Грохот, который подняли рабочие, заглушил звуки шагов на лестнице. Один лишь Эрастофен мог сообразить, кто спускается в пещеру, но он чересчур увлекся своей - сказкой.
- …и когда Золушка - нищая, оборванная, слепенькая - просила подаяния, ей бросали пуговицы и щепки. А все потому, что замарашкам нечего думать о принцах.
- Ты уверен?
Огненный шар выкатился к ногам Эрастофена. Демон с удивлением посмотрел вниз:
- Ты кто, чучело?
- Сейчас узнаешь. Какую ногу тебе откусить первой?
- А, ты… - В голосе Казначея скользнуло разочарование.-Дамаэнур. Вот уж не думал, что ты настолько неразборчив в подборе невест. И что ты в ней нашел? - Он махнул рукой в сторону пылающей горы-Инцери. - Ляжки как у коровы, глаза на мокром месте. Впрочем, у каждого свои вкусы.
Он отвернулся и словно бы заметил Истессо:
- Ба! И Ланселот здесь! Какими судьбами? Дай хоть обниму тебя, негодник. Тоже за девицей?
Ланселот придержал философа:
- Не стоит, Эра. То Финдир на шею кидается, то ты… Так и устать можно.
- Чудак-человек! - добродушно прогудел Эрастофен. - Обижаешь, ей-богу. Куда ж ты?
Истессо отодвинул философа в сторону и пошел к скале, к которой была прикована Лиза. Служки окончательно заклепали цепи. Собрали стремянки, молоты, клинья и отправились восвояси. Ланселот дождался, пока мимо пройдет первый из них, и поставил ему подножку.
- Обижаете, сударь-господин, - пробасил тот, вставая. - Рабочего человека всяк рад обидеть.
- Ничего, утрешься. Назад давай. И молоток не забудь.
- Чего это?
- Цепи снимешь. Ну? Чего глазами лупаешь?
Рабочий тупо моргал, не понимая, чего от него хотят.
- Зря ты это, Хоакин. - Эрастофен неслышно подошел сзади и стал за плечом Истессо. - Ребята старались, камень буравили. Да и рабочий день уже закончился.
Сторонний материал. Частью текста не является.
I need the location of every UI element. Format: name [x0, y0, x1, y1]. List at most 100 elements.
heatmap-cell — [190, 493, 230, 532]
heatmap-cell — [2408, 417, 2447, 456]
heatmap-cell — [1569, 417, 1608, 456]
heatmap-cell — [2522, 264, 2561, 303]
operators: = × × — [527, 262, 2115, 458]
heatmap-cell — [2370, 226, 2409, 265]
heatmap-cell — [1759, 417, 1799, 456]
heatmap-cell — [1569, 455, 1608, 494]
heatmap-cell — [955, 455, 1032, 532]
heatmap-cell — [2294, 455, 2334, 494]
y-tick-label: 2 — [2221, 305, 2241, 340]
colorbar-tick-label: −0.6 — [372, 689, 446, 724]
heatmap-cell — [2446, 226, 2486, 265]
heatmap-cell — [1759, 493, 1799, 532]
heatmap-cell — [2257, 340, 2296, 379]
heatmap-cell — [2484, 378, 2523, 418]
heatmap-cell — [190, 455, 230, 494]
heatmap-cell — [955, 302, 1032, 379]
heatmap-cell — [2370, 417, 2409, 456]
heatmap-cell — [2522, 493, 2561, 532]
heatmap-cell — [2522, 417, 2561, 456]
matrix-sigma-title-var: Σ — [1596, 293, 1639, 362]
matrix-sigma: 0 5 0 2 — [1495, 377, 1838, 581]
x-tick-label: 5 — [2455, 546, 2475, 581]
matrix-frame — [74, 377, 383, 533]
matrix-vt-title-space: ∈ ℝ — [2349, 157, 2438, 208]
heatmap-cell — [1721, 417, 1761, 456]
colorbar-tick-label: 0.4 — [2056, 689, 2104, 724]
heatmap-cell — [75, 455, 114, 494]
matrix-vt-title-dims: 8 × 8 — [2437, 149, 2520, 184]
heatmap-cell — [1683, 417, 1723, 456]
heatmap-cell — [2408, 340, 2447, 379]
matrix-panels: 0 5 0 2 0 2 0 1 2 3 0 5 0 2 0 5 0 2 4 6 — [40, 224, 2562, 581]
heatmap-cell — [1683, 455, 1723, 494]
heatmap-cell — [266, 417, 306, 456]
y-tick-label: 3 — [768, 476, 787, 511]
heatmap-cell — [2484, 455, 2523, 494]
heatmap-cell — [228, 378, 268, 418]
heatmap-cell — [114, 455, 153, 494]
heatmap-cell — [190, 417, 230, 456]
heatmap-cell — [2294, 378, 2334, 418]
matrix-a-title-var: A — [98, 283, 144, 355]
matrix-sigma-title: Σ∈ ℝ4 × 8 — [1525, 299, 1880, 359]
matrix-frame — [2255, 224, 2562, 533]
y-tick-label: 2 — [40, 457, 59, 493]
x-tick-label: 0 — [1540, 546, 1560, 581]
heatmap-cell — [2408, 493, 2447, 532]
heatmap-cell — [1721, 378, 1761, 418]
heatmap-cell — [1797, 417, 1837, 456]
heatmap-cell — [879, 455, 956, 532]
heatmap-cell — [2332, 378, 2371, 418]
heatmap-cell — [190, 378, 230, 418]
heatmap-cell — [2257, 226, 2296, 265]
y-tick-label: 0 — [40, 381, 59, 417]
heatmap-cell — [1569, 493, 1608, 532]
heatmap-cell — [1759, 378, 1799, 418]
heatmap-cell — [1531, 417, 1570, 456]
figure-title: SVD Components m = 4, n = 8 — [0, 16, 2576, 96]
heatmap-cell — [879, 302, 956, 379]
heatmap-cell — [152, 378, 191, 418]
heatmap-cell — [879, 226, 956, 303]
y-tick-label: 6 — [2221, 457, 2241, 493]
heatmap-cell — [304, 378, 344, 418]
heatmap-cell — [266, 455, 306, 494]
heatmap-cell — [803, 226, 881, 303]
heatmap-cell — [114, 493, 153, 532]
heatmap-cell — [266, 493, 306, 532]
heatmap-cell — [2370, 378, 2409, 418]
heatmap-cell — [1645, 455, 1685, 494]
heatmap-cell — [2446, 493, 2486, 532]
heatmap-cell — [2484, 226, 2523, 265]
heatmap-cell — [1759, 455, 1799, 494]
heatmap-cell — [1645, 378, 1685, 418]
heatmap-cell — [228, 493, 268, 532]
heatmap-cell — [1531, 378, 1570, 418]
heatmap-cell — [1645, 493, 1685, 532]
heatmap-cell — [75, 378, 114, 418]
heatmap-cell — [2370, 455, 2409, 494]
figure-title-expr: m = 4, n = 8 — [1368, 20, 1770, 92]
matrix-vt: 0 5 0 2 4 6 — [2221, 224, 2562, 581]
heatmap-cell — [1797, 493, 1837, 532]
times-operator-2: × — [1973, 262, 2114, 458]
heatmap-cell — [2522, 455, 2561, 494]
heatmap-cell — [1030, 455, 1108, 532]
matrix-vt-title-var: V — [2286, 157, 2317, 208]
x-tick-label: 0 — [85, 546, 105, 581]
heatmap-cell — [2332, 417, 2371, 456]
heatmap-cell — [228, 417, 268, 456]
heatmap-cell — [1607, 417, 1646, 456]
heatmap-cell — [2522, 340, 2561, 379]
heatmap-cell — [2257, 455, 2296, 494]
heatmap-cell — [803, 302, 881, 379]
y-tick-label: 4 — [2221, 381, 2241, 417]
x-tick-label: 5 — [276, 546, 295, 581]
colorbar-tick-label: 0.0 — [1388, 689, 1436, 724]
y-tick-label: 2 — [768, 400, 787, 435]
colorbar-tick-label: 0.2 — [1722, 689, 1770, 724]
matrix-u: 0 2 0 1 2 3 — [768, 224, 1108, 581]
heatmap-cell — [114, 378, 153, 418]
Жаркое марево вскипало в воздухе, разделяя Лизу и Хоакина. Стрелок отобрал у рабочего молот и зубило и пошел сквозь колеблющуюся стену. Чадное масляное пламя взлетело к потолку, обжигая. Ланселот не удержался, рухнул на колени. Лицо и руки его покрылись волдырями, одежда дымилась. Обожженные ноги не держали.
- Да кто она тебе? - донеслось, словно сквозь толщу раскаленного песка.-Любишь ее? Да? Ну тогда ползи.
Хоакин попытался встать. По обожженному лицу текли слезы. Кровь вскипала, в ушах бились тонкие голоса из снов:
«Кто ты?! Кто?»
Огромная саламандра ворочалась в своем пылающем ложе. Огонь, жар, свет… снова пламя. Багровые языки, оранжевые протуберанцы, золотые искры, фиолетовая кайма. Горестная складка в уголках губ Инцери. Лоснящаяся шкура - черная в огнистых трещинах, - словно магма проглядывает сквозь корку шлаков.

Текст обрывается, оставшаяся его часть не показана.